Remote Code Execution

Remote Code Execution

By ghost | 11291 Reads |

0     0

Remote code execution occurs when a server runs code which is not stored on it self. IE a code version of XSS.

With XSS the worst that can happen to a site is that admin cookies can be stolen. Some site such as HBH have methods to stop this and these are easy enough to code.

Remote code execution is a lot harder to prevent, stop and find.

This occurs with the PHP functions require, include, include_once and require_once.

For example a script which runs

<?php

include $_GET['page'];

?>

If this page was called page.php and the url entered was;

page.php?page=index.php the page displayed would be index.php.

If however someone made the page show

page.php?page=http://www.google.com

then google would be displayed.

What other uses are there of the include function in php?

One common use is to shorten codes which are used several times such as a function. This can be used to include the page for its code.

What if someone made the include include a page with UNEXECUTED PHP on it?

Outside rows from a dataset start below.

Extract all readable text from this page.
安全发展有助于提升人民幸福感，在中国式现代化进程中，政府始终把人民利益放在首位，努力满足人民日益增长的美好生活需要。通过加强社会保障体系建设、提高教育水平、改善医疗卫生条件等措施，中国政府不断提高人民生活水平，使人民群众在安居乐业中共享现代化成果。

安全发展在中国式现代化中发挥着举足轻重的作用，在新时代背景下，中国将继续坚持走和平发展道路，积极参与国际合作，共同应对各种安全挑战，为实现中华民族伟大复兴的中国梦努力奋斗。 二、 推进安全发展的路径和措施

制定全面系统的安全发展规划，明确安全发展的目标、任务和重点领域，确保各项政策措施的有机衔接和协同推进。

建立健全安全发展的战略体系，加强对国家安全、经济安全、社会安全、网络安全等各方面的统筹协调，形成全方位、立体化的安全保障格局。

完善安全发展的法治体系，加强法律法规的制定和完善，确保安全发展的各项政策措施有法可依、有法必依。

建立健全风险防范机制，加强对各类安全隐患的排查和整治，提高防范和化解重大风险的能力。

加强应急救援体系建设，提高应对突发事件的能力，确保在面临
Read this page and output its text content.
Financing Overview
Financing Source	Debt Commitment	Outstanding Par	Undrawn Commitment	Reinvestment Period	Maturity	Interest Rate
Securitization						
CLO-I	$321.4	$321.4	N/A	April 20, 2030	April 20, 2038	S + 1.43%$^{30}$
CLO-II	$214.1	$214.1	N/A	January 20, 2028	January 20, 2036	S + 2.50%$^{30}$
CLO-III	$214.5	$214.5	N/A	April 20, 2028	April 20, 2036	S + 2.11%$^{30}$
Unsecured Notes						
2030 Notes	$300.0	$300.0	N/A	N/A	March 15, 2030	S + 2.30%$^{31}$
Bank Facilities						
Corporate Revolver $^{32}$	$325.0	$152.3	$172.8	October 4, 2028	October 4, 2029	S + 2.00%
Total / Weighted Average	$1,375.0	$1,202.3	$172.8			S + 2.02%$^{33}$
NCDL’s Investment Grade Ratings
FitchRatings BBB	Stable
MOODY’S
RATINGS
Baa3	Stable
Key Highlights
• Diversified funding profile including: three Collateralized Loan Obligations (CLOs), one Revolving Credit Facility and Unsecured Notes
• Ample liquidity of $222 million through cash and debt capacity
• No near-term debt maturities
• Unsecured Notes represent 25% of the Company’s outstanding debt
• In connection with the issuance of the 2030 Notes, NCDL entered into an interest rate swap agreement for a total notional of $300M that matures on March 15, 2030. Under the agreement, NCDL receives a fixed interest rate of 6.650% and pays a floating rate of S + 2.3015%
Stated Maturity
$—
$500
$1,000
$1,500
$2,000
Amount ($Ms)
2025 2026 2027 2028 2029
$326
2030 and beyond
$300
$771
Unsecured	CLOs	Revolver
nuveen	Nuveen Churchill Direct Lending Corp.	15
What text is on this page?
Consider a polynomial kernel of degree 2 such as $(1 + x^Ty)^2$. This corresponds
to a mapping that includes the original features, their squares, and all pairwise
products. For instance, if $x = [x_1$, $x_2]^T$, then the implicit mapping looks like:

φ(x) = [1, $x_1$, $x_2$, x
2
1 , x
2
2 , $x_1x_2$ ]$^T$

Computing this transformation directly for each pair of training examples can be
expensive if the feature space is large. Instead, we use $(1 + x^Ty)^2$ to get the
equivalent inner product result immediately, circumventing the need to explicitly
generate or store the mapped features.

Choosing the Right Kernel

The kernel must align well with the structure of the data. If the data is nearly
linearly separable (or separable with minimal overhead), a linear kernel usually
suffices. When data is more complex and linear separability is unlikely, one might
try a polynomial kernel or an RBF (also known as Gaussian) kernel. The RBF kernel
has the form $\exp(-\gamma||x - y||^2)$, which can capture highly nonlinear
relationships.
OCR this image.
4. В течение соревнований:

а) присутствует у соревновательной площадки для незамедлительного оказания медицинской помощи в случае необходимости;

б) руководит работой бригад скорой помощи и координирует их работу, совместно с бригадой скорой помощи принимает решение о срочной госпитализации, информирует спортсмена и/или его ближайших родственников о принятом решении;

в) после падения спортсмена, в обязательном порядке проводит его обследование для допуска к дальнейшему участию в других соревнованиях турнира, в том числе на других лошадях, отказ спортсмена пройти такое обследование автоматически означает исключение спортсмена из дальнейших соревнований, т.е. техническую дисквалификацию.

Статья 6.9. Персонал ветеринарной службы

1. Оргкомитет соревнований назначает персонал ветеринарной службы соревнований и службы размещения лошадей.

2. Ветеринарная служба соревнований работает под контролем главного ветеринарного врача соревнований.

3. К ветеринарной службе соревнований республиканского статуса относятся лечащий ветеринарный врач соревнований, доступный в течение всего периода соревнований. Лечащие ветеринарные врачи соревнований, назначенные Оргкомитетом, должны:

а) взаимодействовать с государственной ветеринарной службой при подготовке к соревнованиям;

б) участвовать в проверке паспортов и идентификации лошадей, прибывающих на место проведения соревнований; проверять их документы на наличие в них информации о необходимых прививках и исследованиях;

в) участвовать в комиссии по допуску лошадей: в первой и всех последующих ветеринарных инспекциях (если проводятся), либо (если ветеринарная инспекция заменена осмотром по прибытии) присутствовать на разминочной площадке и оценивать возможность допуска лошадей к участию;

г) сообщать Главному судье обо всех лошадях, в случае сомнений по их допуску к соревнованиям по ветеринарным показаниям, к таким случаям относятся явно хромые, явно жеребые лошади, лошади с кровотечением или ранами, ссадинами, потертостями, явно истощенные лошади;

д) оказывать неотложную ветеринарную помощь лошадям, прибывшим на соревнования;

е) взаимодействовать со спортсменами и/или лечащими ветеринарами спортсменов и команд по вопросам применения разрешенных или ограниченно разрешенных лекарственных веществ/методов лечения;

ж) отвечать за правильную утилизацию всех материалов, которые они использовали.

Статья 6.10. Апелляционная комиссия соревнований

Then the local server would run the script on itself. Dangerous scripts can be used to deface and with use of the passthru command they can begin to do great damage.

How can I stop my PHP being executed. The best way of doing this is saving it as a .txt or .jpg because people are less likely to check them and servers do not parse them.

How can I stop this.

Very simply. Don't allow unchecked pages to be included. Use a variable or a MySQL table if possible.

What other methods are there seeing as this is usually pretty secure?

There is the eval injection. For instance. If the server uses the eval on say;

eval($x = $_GET['number']);

The $x = … is still executed and so harmful injections can be inserted into here to execute code etc.